Did some of that money come from taxophobic constituents of powerful people? For whatever reason, Congress reneged on its promise of long-term support. Funding for the effort stopped. All this year, the IRS has been cutting personnel, by attrition and early retirements. Total average employment is down to 106,000 this year, from 116,700 in 1992.
Early next year, the IRS may face its first mass layoff ever. Some 4,800 jobs are going to have to go, Keith says. The service has been doing its best to chop staff and clerical support while leaving compliance people in place. But if Congress does indeed cut the fiscal '97 budget, compliance will also be reduced--and the government will collect less tax.

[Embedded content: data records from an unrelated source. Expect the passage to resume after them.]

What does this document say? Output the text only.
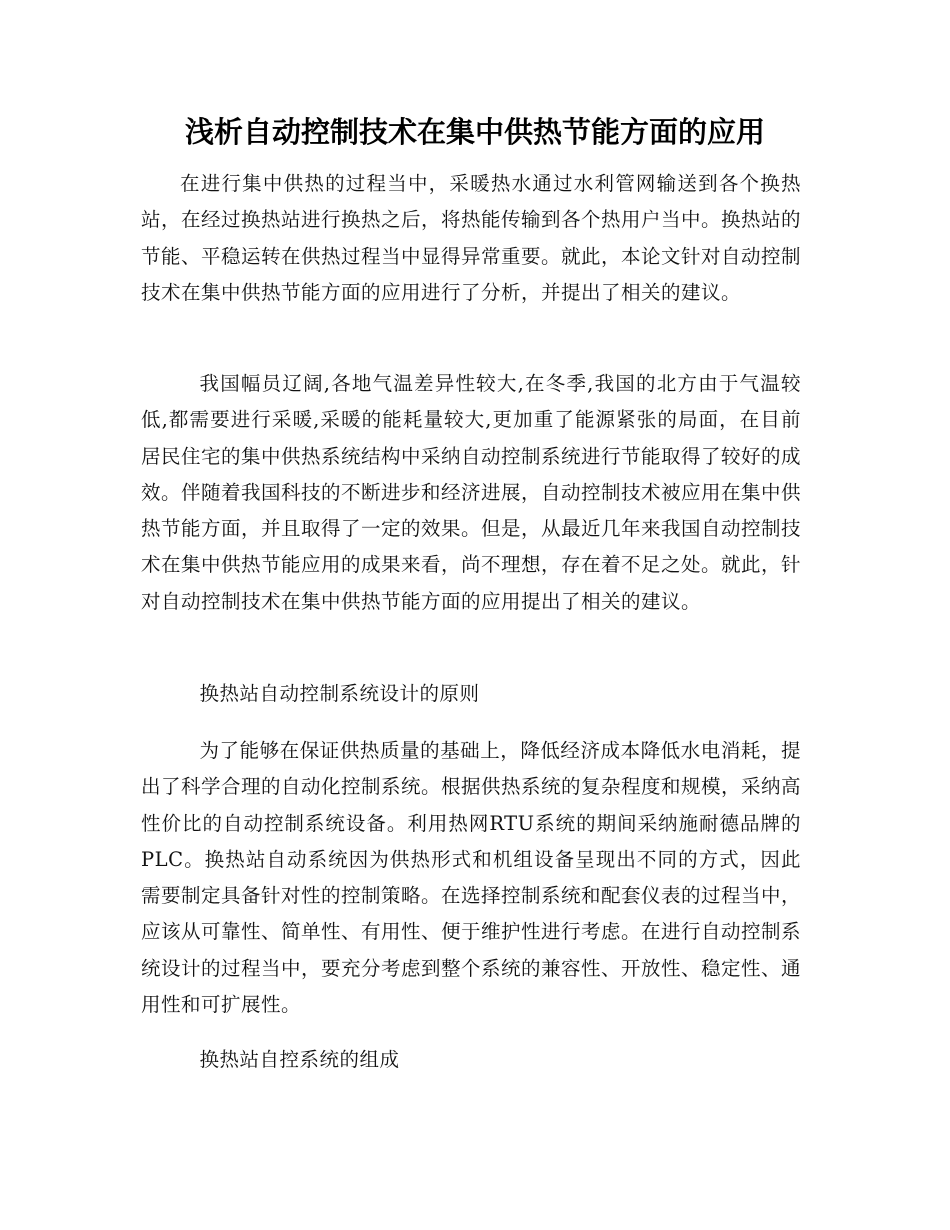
浅析自动控制技术在集中供热节能方面的应用

在进行集中供热的过程当中，采暖热水通过水利管网输送到各个换热站，在经过换热站进行换热之后，将热能传输到各个热用户当中。换热站的节能、平稳运转在供热过程当中显得异常重要。就此，本论文针对自动控制技术在集中供热节能方面的应用进行了分析，并提出了相关的建议。

我国幅员辽阔,各地气温差异性较大,在冬季,我国的北方由于气温较低,都需要进行采暖,采暖的能耗量较大,更加重了能源紧张的局面，在目前居民住宅的集中供热系统结构中采纳自动控制系统进行节能取得了较好的成效。伴随着我国科技的不断进步和经济进展，自动控制技术被应用在集中供热节能方面，并且取得了一定的效果。但是，从最近几年来我国自动控制技术在集中供热节能应用的成果来看，尚不理想，存在着不足之处。就此，针对自动控制技术在集中供热节能方面的应用提出了相关的建议。

换热站自动控制系统设计的原则

为了能够在保证供热质量的基础上，降低经济成本降低水电消耗，提出了科学合理的自动化控制系统。根据供热系统的复杂程度和规模，采纳高性价比的自动控制系统设备。利用热网RTU系统的期间采纳施耐德品牌的PLC。换热站自动系统因为供热形式和机组设备呈现出不同的方式，因此需要制定具备针对性的控制策略。在选择控制系统和配套仪表的过程当中，应该从可靠性、简单性、有用性、便于维护性进行考虑。在进行自动控制系统设计的过程当中，要充分考虑到整个系统的兼容性、开放性、稳定性、通用性和可扩展性。

换热站自控系统的组成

In many ways, this story is an object lesson in why it's so hard to get government to downsize. The IRS cut its management costs, to be able to spend more money on tax collections and taxpayer services. But by slashing its budgets, Congress took the savings away and scotched the service's plan.
Would businesses bother to run a leaner operation if they weren't allowed to profit from the money they saved?

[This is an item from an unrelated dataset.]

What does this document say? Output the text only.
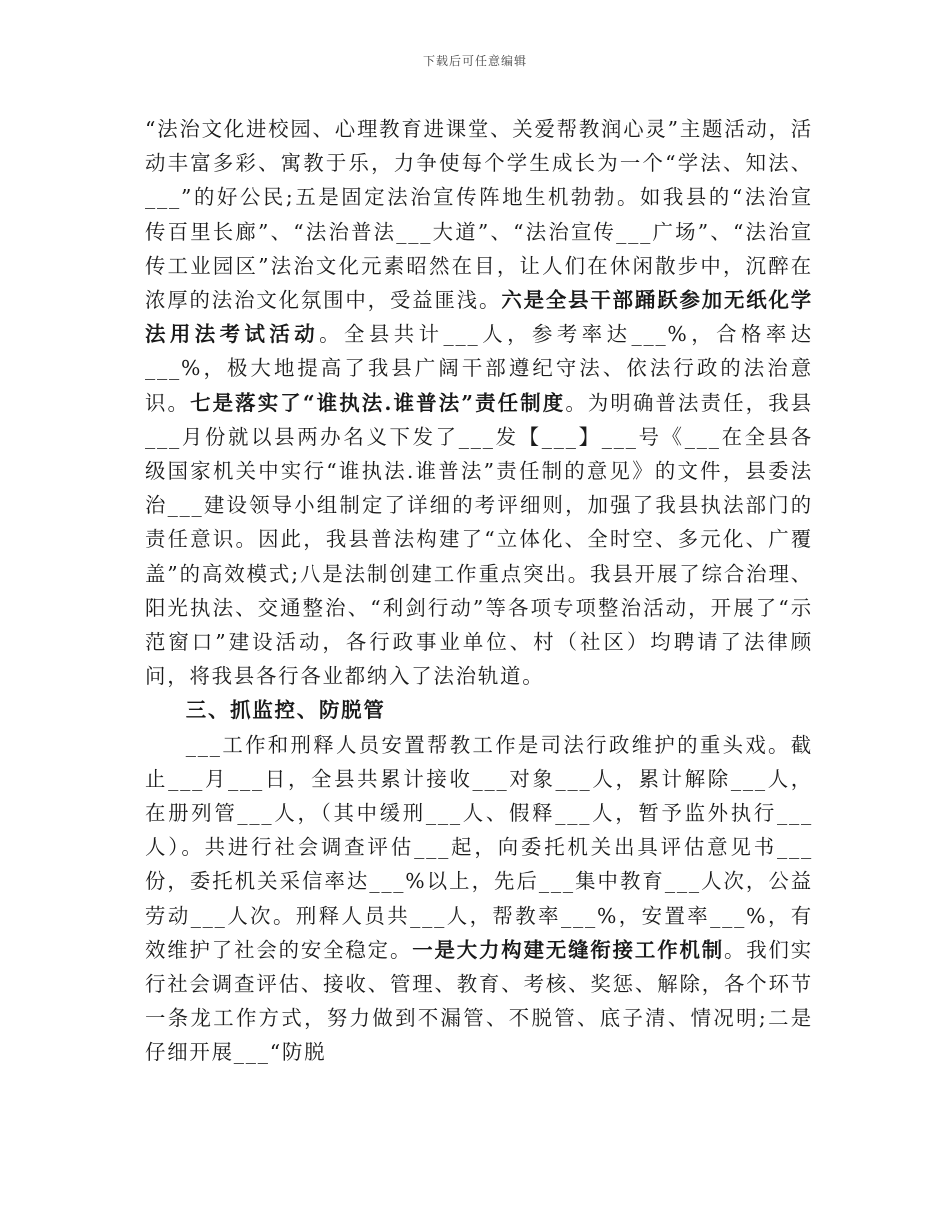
下载后可任意编辑

“法治文化进校园、心理教育进课堂、关爱帮教润心灵”主题活动，活动丰富多彩、寓教于乐，力争使每个学生成长为一个“学法、知法、___”的好公民;五是固定法治宣传阵地生机勃勃。如我县的“法治宣传百里长廊”、“法治普法___大道”、“法治宣传___广场”、“法治宣传工业园区”法治文化元素昭然在目，让人们在休闲散步中，沉醉在浓厚的法治文化氛围中，受益匪浅。六是全县干部踊跃参加无纸化学法用法考试活动。全县共计___人，参考率达___%，合格率达___%，极大地提高了我县广阔干部遵纪守法、依法行政的法治意识。七是落实了“谁执法.谁普法”责任制度。为明确普法责任，我县___月份就以县两办名义下发了___发【___】___号《___在全县各级国家机关中实行“谁执法.谁普法”责任制的意见》的文件，县委法治___建设领导小组制定了详细的考评细则，加强了我县执法部门的责任意识。因此，我县普法构建了“立体化、全时空、多元化、广覆盖”的高效模式;八是法制创建工作重点突出。我县开展了综合治理、阳光执法、交通整治、“利剑行动”等各项专项整治活动，开展了“示范窗口”建设活动，各行政事业单位、村（社区）均聘请了法律顾问，将我县各行各业都纳入了法治轨道。

三、抓监控、防脱管

___工作和刑释人员安置帮教工作是司法行政维护的重头戏。截止___月___日，全县共累计接收___对象___人，累计解除___人，在册列管___人，（其中缓刑___人、假释___人，暂予监外执行___人）。共进行社会调查评估___起，向委托机关出具评估意见书___份，委托机关采信率达___%以上，先后___集中教育___人次，公益劳动___人次。刑释人员共___人，帮教率___%，安置率___%，有效维护了社会的安全稳定。一是大力构建无缝衔接工作机制。我们实行社会调查评估、接收、管理、教育、考核、奖惩、解除，各个环节一条龙工作方式，努力做到不漏管、不脱管、底子清、情况明;二是仔细开展___“防脱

If you hate the tax law, the IRS shouldn't even be your target. Congress writes all those torturous clauses and exceptions. Odd, that politicians get credit for IRS-bashing, when the IRS is merely enforcing what the Congress wants.
A touch of good news: the new Taxpayer Bill of Rights should make disputes a little easier to solve. Some key provisions, according to Mark Ely, a partner at KPMG Peat Marwick:
* You'll be able to send a last-minute tax return by certain private delivery services, and have their time stamps count as proof that you filed before the deadline. The IRS will have to approve the services; they'll be companies like Airborne and Federal Express.
* If the IRS sues you and loses, you have a better shot at recovering your legal fees.
* Your interest payments might be canceled on back taxes due, if your tax case dragged on solely because of IRS errors and delays.
* The ombudsman's office has been granted more powers and recast as the Office of the Taxpayer Advocate. If you have a problem, ask your district office to put you in touch.